Concluyó que no existía perjuicio irremediable que justificara el amparo solicitado, pues el accionante había elegido libremente su profesión militar y seguiría gozando hasta la fecha en que le sea autorizado su retiro del servicio activo, de todos los derechos y garantías laborales en el desempeño de su cargo

IV. La sentencia impugnada

El Tribunal Administrativo de Cundinamarca, Sección Segunda, Subsección D, con sentencia de 27 de enero de 2015, declaró la carencia actual del objeto con respecto al derecho de petición, y negó la acción de tutela incoada contra la Nación, Ministerio de Defensa - Fuerza Aérea Colombiana (fls. 38-52).

Hizo un recuento normativo y jurisprudencial con respecto al derecho de petición para concluir que aunque la entidad no dio respuesta a las solicitudes del actor dentro del límite establecido en la ley, ya le fueron contestadas y se le notificaron personalmente configurándose así la figura de hecho superado frente al derecho fundamental de petición.

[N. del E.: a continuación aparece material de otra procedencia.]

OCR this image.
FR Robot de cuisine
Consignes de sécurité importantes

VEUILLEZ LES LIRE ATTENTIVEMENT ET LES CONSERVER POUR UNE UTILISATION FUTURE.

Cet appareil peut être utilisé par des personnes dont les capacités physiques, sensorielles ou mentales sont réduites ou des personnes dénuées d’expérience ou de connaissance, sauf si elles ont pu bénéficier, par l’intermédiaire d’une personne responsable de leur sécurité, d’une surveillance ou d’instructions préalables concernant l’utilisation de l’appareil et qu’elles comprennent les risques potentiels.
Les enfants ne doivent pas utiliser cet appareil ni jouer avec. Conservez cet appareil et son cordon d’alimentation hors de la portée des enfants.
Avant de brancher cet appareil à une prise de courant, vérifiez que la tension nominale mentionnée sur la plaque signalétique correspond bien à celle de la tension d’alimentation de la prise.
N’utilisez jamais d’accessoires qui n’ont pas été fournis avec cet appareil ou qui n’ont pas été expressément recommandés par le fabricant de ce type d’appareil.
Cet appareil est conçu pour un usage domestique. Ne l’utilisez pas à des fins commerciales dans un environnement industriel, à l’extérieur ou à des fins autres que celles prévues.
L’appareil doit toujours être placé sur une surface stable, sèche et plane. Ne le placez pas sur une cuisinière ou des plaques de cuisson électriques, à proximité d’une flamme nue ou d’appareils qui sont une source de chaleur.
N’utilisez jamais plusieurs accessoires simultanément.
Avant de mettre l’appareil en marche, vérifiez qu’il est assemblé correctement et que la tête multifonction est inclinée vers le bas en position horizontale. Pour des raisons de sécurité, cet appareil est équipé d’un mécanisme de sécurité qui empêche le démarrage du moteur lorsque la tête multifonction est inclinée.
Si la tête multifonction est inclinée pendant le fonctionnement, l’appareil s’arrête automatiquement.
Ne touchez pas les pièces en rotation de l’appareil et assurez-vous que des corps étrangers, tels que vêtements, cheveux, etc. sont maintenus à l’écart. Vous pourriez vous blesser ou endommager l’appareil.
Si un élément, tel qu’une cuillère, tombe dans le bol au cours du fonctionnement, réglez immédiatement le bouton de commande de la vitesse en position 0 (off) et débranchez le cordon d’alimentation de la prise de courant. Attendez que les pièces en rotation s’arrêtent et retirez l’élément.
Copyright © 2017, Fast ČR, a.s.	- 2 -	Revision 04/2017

Sobre el derecho fundamental de libre escogencia de profesión u oficio, indicó que conforme con la Sentencia T-718 de 2008 de la Corte Constitucional este derecho no es absoluto sino que en su aplicabilidad y protección deben mirarse ciertas limitantes tales como si tiene repercusiones de índole general que puedan afectar la comunidad, o existan restricciones legales debidamente motivadas, que no permitan desarrollar la facultad de abandonar o cambiar las condiciones laborales; o que sea una actividad de aquellas cuya finalidad sea el cumplimiento de uno de los fines esenciales del Estado en cuyo caso el empleador goza de un mayor grado de discrecionalidad o flexibilidad para ejercer la potestad de permitir o no el ejercicio laboral del empleado, ya sea por la naturaleza de las actividades que realiza, el objeto social que se persigue o si las necesidades públicas lo exigen.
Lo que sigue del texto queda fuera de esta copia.